Smedberg fears developers who committed to building at Potomac Yard could back out if their property is far from the new station.

Although Potomac Yard represents the most pressing transportation issue for City Hall, councilors want to bolster public transportation across Alexandria. City Councilor Tim Lovain advocated increasing the city’s stock of bus stops accessible to people with disabilities.

“If you look at the MetroAccess [program], its budget is just increasing dramatically in recent years,” Lovain said. “A lot of people feel like if we could expand the option [of using standard buses], it would serve the dual purpose of offering people more mobility and easing budget pressures on MetroAccess, which is expensive for people and the customers who use it.”

And City Councilor John Chapman said he wants to see efforts to make the West End more walkable. Initiatives could come in the form of a complete streets-style overhaul, or it could be as simple as making crosswalks appear more prominently.

“It’s improving sidewalks and improving crosswalks,” he said. “We have a lack of real crosswalks that give definition to the intersection; we just have the basic two lines.

“Some areas in the city have the really big, boldly striped crosswalks. As a driver it’s just a lot easier to see people and see them.”

Encouraging commercial economic development also remains a big priority for councilors. For years, the city has seen tax revenue decline, as well as the ratio between commercial and residential property tax revenues skew toward homeowners.
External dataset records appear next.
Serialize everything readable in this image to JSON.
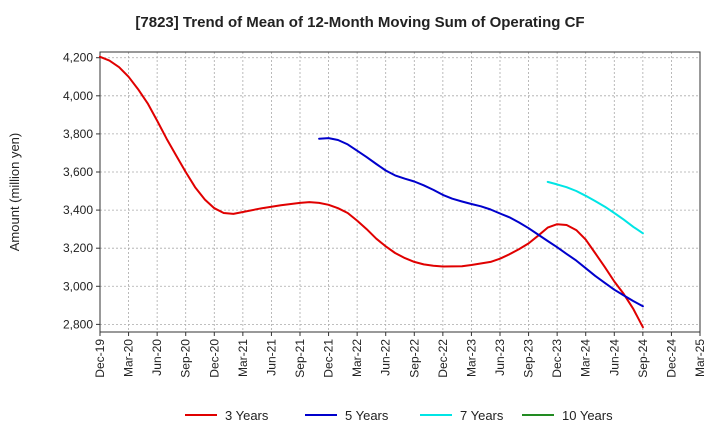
{
  "chart_data": {
    "type": "line",
    "title": "[7823]  Trend of Mean of 12-Month Moving Sum of Operating CF",
    "xlabel": "",
    "ylabel": "Amount (million yen)",
    "ylim": [
      2760,
      4230
    ],
    "yticks": [
      2800,
      3000,
      3200,
      3400,
      3600,
      3800,
      4000,
      4200
    ],
    "ytick_labels": [
      "2,800",
      "3,000",
      "3,200",
      "3,400",
      "3,600",
      "3,800",
      "4,000",
      "4,200"
    ],
    "x_categories": [
      "Dec-19",
      "Mar-20",
      "Jun-20",
      "Sep-20",
      "Dec-20",
      "Mar-21",
      "Jun-21",
      "Sep-21",
      "Dec-21",
      "Mar-22",
      "Jun-22",
      "Sep-22",
      "Dec-22",
      "Mar-23",
      "Jun-23",
      "Sep-23",
      "Dec-23",
      "Mar-24",
      "Jun-24",
      "Sep-24",
      "Dec-24",
      "Mar-25"
    ],
    "grid": true,
    "legend_position": "bottom",
    "series": [
      {
        "name": "3 Years",
        "color": "#e00000",
        "points": [
          [
            0,
            4205
          ],
          [
            0.33,
            4185
          ],
          [
            0.67,
            4150
          ],
          [
            1,
            4100
          ],
          [
            1.33,
            4035
          ],
          [
            1.67,
            3960
          ],
          [
            2,
            3870
          ],
          [
            2.33,
            3775
          ],
          [
            2.67,
            3685
          ],
          [
            3,
            3600
          ],
          [
            3.33,
            3520
          ],
          [
            3.67,
            3455
          ],
          [
            4,
            3410
          ],
          [
            4.33,
            3385
          ],
          [
            4.67,
            3380
          ],
          [
            5,
            3390
          ],
          [
            5.67,
            3410
          ],
          [
            6.33,
            3425
          ],
          [
            7,
            3438
          ],
          [
            7.33,
            3442
          ],
          [
            7.67,
            3438
          ],
          [
            8,
            3428
          ],
          [
            8.33,
            3410
          ],
          [
            8.67,
            3385
          ],
          [
            9,
            3345
          ],
          [
            9.33,
            3300
          ],
          [
            9.67,
            3250
          ],
          [
            10,
            3210
          ],
          [
            10.33,
            3175
          ],
          [
            10.67,
            3148
          ],
          [
            11,
            3128
          ],
          [
            11.33,
            3115
          ],
          [
            11.67,
            3108
          ],
          [
            12,
            3104
          ],
          [
            12.67,
            3105
          ],
          [
            13,
            3112
          ],
          [
            13.67,
            3128
          ],
          [
            14,
            3145
          ],
          [
            14.33,
            3168
          ],
          [
            14.67,
            3195
          ],
          [
            15,
            3225
          ],
          [
            15.33,
            3265
          ],
          [
            15.67,
            3308
          ],
          [
            16,
            3326
          ],
          [
            16.33,
            3322
          ],
          [
            16.67,
            3295
          ],
          [
            17,
            3245
          ],
          [
            17.33,
            3175
          ],
          [
            17.67,
            3100
          ],
          [
            18,
            3025
          ],
          [
            18.33,
            2960
          ],
          [
            18.67,
            2880
          ],
          [
            19,
            2785
          ]
        ]
      },
      {
        "name": "5 Years",
        "color": "#0000cc",
        "points": [
          [
            7.67,
            3775
          ],
          [
            8,
            3778
          ],
          [
            8.33,
            3768
          ],
          [
            8.67,
            3745
          ],
          [
            9,
            3712
          ],
          [
            9.33,
            3678
          ],
          [
            9.67,
            3642
          ],
          [
            10,
            3608
          ],
          [
            10.33,
            3582
          ],
          [
            10.67,
            3565
          ],
          [
            11,
            3550
          ],
          [
            11.33,
            3530
          ],
          [
            11.67,
            3506
          ],
          [
            12,
            3480
          ],
          [
            12.33,
            3460
          ],
          [
            12.67,
            3445
          ],
          [
            13,
            3432
          ],
          [
            13.33,
            3420
          ],
          [
            13.67,
            3403
          ],
          [
            14,
            3382
          ],
          [
            14.33,
            3362
          ],
          [
            14.67,
            3335
          ],
          [
            15,
            3305
          ],
          [
            15.33,
            3272
          ],
          [
            15.67,
            3238
          ],
          [
            16,
            3205
          ],
          [
            16.33,
            3170
          ],
          [
            16.67,
            3135
          ],
          [
            17,
            3095
          ],
          [
            17.33,
            3055
          ],
          [
            17.67,
            3018
          ],
          [
            18,
            2982
          ],
          [
            18.33,
            2952
          ],
          [
            18.67,
            2922
          ],
          [
            19,
            2895
          ]
        ]
      },
      {
        "name": "7 Years",
        "color": "#00e5e5",
        "points": [
          [
            15.67,
            3548
          ],
          [
            16,
            3535
          ],
          [
            16.33,
            3520
          ],
          [
            16.67,
            3500
          ],
          [
            17,
            3475
          ],
          [
            17.33,
            3448
          ],
          [
            17.67,
            3418
          ],
          [
            18,
            3385
          ],
          [
            18.33,
            3350
          ],
          [
            18.67,
            3312
          ],
          [
            19,
            3278
          ]
        ]
      },
      {
        "name": "10 Years",
        "color": "#228b22",
        "points": []
      }
    ]
  }
}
Wilson hopes to implement suggestions made in a recent report on how to reform the city’s business tax code.

“Last year, we got a report from a business tax reform group and it had some good recommendations on how to promote economic growth in the city,” he said. “The question is, how do we implement those over the next couple of years.”

And Chapman is looking at ways to restructure funding to the Alexandria Economic Development Partnership to ensure that it remains effective at attracting businesses and frees city dollars for other development efforts.

“I’m looking at how it’s set up, the structure, the funding and what other initiatives the city can do to support not only them but overall economic development,” he said. “I want to sit down and chat with some more folks within Alexandria about how to incorporate some ideas from Arlington, D.C. and Prince George’s County.”

Bolstering the city’s waning affordable housing stock also remains a hot topic. Chapman said he has refined an idea he floated a year ago: giving local nonprofits the first shot at buying surplus city property to develop affordable housing, this time through a public bidding process.

“We have a couple of places on the books that might be sold in the near future, and I want to put a [request for proposal] out to nonprofits to build some affordable housing,” Chapman said. “[As] we unload city property, we don’t need to sell all of it. That’s just a one-time gain that we get, as opposed to the opportunity to have a continued positive effect on the city.”